Compilation album by Yanni
- Released: November 12, 1991
- Genre: Instrumental
- Length: 50:23
- Label: Private Music
- Producers: Peter Baumann; Yanni;

Yanni chronology
| Reflections of Passion (1990) | In Celebration of Life (1991) | Romantic Moments (1992) |

= In Celebration of Life =

In Celebration of Life is the second compilation album and seventh album overall by Greek keyboardist and composer Yanni, released on the Private Music label in 1991. The album peaked at #3 on Billboards Top New Age Albums chart and at #60 on the Billboard 200 in the same year.

==Background==
Yanni expresses the euphoria of life's greatest moments in this collection of 10 powerful and uplifting works. Like its predecessor, Reflections of Passion, it consisted mostly of songs taken from Yanni's four previous albums. Unlike Reflections of Passion, it did not include any new material nor any songs from Yanni's debut album, Optimystique. However, it did include one song ("Song for Antarctica") taken from a multi-artist benefit album, Polar Shift.

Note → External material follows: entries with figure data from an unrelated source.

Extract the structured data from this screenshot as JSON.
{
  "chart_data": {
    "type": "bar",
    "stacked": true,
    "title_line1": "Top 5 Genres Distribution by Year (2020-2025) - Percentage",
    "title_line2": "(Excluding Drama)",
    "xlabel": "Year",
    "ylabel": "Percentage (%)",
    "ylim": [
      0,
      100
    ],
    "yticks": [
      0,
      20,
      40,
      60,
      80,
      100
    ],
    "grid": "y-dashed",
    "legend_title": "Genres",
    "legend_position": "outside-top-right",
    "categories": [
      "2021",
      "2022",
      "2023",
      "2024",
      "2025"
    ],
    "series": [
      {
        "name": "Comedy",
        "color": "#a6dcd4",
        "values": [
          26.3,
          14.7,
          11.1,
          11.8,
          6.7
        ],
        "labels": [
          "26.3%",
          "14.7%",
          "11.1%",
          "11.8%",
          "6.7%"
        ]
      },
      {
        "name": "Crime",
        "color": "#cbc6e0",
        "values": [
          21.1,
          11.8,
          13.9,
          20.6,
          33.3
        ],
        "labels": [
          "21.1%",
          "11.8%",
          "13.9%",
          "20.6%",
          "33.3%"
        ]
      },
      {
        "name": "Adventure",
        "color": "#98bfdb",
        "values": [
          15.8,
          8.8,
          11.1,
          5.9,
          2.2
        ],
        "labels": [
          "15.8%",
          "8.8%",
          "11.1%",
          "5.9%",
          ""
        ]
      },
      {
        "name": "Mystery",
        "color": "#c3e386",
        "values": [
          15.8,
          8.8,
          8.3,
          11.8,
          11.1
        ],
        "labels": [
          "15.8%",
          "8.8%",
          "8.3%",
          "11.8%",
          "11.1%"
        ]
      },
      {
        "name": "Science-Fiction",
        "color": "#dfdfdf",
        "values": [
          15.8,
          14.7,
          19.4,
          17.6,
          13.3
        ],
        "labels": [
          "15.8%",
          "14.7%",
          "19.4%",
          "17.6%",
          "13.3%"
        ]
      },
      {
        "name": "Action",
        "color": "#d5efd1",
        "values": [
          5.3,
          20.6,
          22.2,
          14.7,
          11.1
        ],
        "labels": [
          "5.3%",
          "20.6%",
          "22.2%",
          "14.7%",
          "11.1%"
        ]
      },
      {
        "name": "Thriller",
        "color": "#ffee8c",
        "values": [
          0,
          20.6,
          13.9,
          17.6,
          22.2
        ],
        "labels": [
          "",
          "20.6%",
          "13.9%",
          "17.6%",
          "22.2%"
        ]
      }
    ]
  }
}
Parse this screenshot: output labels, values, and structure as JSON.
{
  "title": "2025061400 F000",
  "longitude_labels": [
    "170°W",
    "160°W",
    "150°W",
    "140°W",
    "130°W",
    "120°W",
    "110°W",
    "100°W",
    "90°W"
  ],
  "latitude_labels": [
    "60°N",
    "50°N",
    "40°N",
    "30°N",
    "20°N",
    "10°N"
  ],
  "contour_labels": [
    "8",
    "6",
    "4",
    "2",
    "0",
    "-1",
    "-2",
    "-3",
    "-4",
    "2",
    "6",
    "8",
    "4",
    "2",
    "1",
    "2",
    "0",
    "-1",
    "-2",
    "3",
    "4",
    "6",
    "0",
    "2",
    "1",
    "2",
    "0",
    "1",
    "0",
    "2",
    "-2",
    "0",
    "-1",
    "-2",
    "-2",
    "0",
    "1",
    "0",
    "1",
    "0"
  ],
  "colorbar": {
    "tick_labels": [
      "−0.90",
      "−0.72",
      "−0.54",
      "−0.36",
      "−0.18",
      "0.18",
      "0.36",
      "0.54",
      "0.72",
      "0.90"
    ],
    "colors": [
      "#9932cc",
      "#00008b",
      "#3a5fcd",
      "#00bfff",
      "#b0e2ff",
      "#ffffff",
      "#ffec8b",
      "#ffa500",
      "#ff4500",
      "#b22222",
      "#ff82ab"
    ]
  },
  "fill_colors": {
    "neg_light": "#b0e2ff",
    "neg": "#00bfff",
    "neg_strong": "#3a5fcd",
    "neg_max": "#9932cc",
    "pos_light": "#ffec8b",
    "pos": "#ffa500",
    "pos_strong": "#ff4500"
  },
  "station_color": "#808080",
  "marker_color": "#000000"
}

To support the album, Yanni embarked on a 30-city tour called the Revolution in Sound Tour, which consists of two other keyboardists that will use 35 synthesizers to replicate the studio version of the songs, a percussion section, bass player and a string quartet made up of three violins and a cello.

==Track listing==

| No. | Title | Original album | Length |
|---|---|---|---|
| 1. | "Santorini" | Keys to Imagination | 4:34 |
| 2. | "Song for Antarctica" | Polar Shift | 4:23 |
| 3. | "Marching Season" | Chameleon Days | 5:34 |
| 4. | "Walkabout" | Chameleon Days | 4:32 |
| 5. | "Keys to Imagination" | Keys to Imagination | 5:13 |
| 6. | "Looking Glass" | Keys to Imagination | 6:35 |
| 7. | "Someday" | Niki Nana | 4:34 |
| 8. | "Within Attraction" | Out of Silence | 4:12 |
| 9. | "Standing in Motion" | Out of Silence | 5:20 |
| 10. | "Sand Dance" | Out of Silence | 5:10 |

== Personnel ==
- All music produced by Peter Baumann & Yanni
- All music composed by Yanni
- Mastered by Bernie Grundman at Bernie Grundman Mastering. Los Angeles, CA
- All music published by 23rd Street Publishing, Inc (ASCAP)
- Management: Jeff D. Klein
- Cover Photography by Kevin Mazur
- Inside Photography by Lynn Goldsmith

==Critical reception==

In a review for AllMusic, Johnny Loftus called the album "a solid overview of the new age composer's initial work, displaying all of the tenets that have made his music so popular over the years." He concluded that "fans will have most, if not all of the material here, but newcomers might enjoy In Celebration of Life ."

Professional ratings
Review scores
| Source | Rating |
| AllMusic | Star Half star |

==Revolution in Sound Tour==

===Tour dates===

| Date | City | Country | Venue |
| May 5, 1991 | Norfolk | United States | Chrysler Hall |
| May 7, 1991 | Easton | State Theatre |
| May 15, 1991 | Detroit | Fox Theatre |
| May 26, 1991 | Denver | Paramount Theatre |
| May 30, 1991 | San Diego | Copley Symphony Hall |
| June 2, 1991 | Berkeley | Berkeley Community Theatre |
| June 4, 1991 | San Rafael | Marin Veterans' Memorial Auditorium |

===The band and concert===

Yanni played a selection songs from his sixth Private Music albums for a two-hour completely live and showcases performance of Yanni's music, such as misty-roses pieces like "Secret Vows", "In the Mirror", "Nostalgia" and the title track of his latest release, "Reflections of Passion". Yanni and two additional keyboardist (Bradley Joseph & Amy Shiotani) are backed by a rhythm section headed by Charlie Adams on drums, with Michael Bruno on percussion and Osama Afifi on bass, and a string section featuring Charlie Bisharat and Karen Briggs on violin, and Sachi McHenry on cello.

- Charlie Adams - drums
- Osama Afifi - bass guitar
- Charlie Bisharat - violin
- Karen Briggs - violin
- Michael Bruno - percussion
- Amy Shiotani - keyboards
- Bradley Joseph - keyboards
- Sachi McHenry - cello

==Certifications==

| Region | Certification | Certified units/sales |
| United States (RIAA) | Gold | 500,000^{^} |
^{^} Shipments figures based on certification alone.